Une présomption d’irresponsabilité sous treize ans

L’article premier du futur code crée des présomptions d’irresponsabilité et de responsabilité, selon que le mineur a moins de 13 ans ou qu’il a atteint cet âge. Il s’agit de simples présomptions, qui pourront être renversées par le juge. En dessous de cet âge, les enfants relèveront de mesures d’assistance éducative judiciaires.
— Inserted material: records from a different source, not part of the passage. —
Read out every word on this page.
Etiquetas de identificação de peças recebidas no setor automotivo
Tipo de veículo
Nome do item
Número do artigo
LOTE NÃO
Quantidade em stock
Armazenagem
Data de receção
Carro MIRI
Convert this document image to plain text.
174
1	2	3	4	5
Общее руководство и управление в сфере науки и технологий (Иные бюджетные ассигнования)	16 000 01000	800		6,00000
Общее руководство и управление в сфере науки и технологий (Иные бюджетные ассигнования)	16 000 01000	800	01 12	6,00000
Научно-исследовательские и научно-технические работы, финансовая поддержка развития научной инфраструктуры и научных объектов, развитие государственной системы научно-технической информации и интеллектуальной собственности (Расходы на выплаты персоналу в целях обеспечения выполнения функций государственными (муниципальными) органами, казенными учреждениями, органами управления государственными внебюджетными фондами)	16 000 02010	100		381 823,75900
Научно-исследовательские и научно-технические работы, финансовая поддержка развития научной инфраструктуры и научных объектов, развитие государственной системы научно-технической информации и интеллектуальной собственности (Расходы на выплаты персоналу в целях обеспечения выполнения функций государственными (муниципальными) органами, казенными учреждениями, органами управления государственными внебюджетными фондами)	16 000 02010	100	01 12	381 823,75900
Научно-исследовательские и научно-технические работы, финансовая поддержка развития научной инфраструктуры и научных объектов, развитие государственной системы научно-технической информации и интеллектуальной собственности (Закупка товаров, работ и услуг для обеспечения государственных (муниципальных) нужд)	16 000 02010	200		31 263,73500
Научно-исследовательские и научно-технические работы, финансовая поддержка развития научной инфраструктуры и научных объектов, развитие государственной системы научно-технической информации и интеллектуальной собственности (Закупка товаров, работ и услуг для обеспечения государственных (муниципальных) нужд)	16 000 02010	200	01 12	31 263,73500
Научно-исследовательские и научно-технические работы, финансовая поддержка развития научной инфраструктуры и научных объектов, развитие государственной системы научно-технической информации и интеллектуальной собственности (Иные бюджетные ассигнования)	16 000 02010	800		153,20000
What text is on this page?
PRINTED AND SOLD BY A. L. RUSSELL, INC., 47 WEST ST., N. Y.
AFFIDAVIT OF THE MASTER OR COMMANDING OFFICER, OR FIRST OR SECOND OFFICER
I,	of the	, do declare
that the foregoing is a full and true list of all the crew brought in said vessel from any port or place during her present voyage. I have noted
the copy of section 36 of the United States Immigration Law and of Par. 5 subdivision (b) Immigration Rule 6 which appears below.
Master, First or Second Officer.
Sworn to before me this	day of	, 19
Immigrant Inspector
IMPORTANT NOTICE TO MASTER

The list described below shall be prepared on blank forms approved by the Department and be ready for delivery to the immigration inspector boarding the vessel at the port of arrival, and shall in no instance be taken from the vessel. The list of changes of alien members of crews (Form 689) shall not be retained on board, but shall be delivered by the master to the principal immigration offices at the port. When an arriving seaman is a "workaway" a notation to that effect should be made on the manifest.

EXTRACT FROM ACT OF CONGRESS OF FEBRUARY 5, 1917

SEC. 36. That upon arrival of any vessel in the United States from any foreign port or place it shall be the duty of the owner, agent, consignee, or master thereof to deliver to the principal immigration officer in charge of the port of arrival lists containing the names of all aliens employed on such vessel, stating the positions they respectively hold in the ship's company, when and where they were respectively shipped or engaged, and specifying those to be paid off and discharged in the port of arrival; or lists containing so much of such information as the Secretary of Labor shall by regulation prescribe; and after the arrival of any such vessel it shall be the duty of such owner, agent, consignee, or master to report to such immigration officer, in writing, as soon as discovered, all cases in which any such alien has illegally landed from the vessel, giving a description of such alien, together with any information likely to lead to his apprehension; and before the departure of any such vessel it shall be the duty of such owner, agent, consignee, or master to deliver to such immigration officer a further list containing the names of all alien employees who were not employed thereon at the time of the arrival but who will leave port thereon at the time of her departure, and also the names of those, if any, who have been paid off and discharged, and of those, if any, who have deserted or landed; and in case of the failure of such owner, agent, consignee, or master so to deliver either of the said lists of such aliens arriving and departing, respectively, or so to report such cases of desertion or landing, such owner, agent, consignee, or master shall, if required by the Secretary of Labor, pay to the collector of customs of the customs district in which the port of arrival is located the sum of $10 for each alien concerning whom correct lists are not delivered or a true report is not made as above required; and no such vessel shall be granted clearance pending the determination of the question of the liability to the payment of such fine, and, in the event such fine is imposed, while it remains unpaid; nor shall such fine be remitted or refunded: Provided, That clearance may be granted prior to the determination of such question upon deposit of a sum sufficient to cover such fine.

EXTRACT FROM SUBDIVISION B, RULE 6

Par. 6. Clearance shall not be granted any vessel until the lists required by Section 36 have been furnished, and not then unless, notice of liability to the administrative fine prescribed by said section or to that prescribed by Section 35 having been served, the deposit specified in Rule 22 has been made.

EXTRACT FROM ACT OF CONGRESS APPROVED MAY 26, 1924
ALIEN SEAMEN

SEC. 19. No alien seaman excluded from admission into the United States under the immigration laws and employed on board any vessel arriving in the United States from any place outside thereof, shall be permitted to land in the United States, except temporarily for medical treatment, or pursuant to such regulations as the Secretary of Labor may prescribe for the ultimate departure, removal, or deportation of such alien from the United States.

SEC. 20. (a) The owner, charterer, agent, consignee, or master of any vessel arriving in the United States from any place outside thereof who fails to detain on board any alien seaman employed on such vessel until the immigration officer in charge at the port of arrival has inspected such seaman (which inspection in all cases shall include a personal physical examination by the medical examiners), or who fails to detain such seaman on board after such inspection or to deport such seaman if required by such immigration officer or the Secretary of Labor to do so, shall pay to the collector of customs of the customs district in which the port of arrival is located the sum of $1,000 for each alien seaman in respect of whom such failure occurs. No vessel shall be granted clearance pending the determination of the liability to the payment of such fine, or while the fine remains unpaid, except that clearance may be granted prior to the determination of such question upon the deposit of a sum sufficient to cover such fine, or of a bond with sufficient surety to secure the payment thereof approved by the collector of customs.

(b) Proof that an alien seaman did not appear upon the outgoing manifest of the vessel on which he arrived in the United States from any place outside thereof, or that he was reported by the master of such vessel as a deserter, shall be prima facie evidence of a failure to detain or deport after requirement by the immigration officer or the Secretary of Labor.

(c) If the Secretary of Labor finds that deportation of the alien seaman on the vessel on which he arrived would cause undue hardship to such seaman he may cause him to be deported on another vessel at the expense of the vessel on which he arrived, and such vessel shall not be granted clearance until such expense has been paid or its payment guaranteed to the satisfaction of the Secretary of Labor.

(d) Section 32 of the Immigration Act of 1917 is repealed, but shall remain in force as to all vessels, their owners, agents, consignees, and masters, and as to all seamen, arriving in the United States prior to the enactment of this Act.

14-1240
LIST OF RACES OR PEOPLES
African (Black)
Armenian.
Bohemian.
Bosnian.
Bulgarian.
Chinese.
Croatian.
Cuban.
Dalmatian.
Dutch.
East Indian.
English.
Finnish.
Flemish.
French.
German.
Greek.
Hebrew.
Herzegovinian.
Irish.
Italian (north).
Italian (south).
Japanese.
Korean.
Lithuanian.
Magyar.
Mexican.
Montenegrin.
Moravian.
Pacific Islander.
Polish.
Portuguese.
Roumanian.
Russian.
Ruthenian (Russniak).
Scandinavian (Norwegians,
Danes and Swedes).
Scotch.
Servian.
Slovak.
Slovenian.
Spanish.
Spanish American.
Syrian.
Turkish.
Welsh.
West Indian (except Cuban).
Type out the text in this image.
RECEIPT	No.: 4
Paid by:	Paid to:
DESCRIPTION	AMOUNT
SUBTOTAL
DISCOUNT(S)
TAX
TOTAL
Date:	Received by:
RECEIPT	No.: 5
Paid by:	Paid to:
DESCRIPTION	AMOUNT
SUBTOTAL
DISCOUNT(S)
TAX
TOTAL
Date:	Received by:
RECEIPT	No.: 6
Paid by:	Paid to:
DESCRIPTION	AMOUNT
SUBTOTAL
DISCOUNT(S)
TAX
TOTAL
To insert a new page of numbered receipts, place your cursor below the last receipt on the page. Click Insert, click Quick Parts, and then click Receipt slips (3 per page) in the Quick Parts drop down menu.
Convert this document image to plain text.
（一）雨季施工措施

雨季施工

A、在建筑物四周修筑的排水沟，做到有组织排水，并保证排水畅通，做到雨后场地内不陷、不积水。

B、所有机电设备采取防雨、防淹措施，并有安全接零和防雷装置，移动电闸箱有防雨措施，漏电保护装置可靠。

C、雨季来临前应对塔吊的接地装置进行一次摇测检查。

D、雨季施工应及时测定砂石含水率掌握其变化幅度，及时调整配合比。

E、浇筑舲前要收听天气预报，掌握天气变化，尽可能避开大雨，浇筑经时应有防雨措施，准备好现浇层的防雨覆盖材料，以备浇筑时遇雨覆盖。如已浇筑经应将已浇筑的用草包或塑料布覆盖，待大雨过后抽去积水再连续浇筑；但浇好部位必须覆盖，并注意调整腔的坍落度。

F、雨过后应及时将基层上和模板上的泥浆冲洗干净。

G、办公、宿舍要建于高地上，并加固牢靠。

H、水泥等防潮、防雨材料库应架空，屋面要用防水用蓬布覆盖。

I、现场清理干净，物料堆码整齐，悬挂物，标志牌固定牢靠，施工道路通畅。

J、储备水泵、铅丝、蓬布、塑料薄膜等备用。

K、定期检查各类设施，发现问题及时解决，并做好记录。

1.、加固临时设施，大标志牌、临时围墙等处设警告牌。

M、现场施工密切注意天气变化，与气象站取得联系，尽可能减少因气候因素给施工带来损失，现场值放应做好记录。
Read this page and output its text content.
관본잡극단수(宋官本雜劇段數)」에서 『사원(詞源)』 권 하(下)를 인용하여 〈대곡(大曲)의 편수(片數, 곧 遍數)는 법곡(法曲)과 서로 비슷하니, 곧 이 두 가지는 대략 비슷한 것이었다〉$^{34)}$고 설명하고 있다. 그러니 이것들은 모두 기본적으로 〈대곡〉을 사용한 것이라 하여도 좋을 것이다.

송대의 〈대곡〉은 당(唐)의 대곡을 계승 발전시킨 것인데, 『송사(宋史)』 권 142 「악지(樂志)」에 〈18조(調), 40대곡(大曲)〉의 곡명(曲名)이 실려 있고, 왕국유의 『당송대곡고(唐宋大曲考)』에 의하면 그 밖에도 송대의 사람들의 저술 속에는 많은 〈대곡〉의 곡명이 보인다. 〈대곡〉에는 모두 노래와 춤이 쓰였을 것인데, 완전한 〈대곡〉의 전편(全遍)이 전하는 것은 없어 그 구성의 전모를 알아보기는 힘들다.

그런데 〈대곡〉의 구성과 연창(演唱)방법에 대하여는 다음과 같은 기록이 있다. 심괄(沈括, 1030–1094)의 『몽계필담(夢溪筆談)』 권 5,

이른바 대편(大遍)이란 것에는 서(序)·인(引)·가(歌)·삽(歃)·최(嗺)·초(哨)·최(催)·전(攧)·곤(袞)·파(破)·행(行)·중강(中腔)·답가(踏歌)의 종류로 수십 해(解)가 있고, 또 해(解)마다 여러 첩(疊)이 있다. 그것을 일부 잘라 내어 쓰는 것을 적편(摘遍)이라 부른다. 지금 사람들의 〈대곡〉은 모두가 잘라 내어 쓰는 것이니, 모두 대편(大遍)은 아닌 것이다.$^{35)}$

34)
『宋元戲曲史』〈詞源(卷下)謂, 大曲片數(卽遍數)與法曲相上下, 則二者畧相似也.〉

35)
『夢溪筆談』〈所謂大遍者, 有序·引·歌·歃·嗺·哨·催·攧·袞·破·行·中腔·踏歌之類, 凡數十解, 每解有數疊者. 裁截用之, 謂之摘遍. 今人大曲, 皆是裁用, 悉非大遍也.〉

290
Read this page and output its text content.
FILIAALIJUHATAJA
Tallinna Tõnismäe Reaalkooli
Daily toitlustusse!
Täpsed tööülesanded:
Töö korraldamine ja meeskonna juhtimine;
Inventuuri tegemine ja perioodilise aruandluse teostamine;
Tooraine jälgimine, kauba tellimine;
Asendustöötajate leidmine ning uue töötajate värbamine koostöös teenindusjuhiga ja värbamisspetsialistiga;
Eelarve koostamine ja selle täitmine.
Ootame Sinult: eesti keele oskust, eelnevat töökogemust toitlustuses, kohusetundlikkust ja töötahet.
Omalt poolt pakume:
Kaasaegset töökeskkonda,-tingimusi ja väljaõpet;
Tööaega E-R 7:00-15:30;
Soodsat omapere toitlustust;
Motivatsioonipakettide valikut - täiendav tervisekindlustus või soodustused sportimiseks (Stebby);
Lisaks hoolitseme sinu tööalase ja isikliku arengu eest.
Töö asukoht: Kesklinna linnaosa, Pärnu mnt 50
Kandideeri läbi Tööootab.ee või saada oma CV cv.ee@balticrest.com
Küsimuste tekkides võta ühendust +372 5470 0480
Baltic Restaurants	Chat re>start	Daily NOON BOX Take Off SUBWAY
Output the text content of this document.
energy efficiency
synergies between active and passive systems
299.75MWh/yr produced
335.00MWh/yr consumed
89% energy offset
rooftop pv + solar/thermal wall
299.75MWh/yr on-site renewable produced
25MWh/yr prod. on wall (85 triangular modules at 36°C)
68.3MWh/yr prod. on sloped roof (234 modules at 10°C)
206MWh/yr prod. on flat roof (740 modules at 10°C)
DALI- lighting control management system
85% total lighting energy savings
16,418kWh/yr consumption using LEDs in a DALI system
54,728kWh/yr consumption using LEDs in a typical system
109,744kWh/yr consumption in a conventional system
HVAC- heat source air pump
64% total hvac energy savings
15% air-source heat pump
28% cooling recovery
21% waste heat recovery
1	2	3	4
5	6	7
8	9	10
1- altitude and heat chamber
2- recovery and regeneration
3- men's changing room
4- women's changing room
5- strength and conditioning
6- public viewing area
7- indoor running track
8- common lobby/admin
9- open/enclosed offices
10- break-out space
La loi française établissait un principe de responsabilité pénale mais sans fixer d’âge, contrairement à la plupart des pays européens (toutefois, plusieurs mesures, dont la détention provisoire, ne pouvaient être prononcées avant 13 ans). En Espagne, Allemagne et Italie, le seuil est à 14 ans

Autre principe général, l’article 2 indique que « toute décision prise à l’égard d’un mineur […] tend à assurer son relèvement éducatif et personnel et à prévenir la récidive, dans le respect des intérêts des victimes ».

Par ailleurs, le texte indique que les mineurs poursuivis, mais également condamnés, seront assistés par un avocat, qui, « dans la mesure du possible », sera le même pour toute la procédure. Le projet prévoit aussi qu’à tout moment, il pourra être proposé le recours à la justice restaurative.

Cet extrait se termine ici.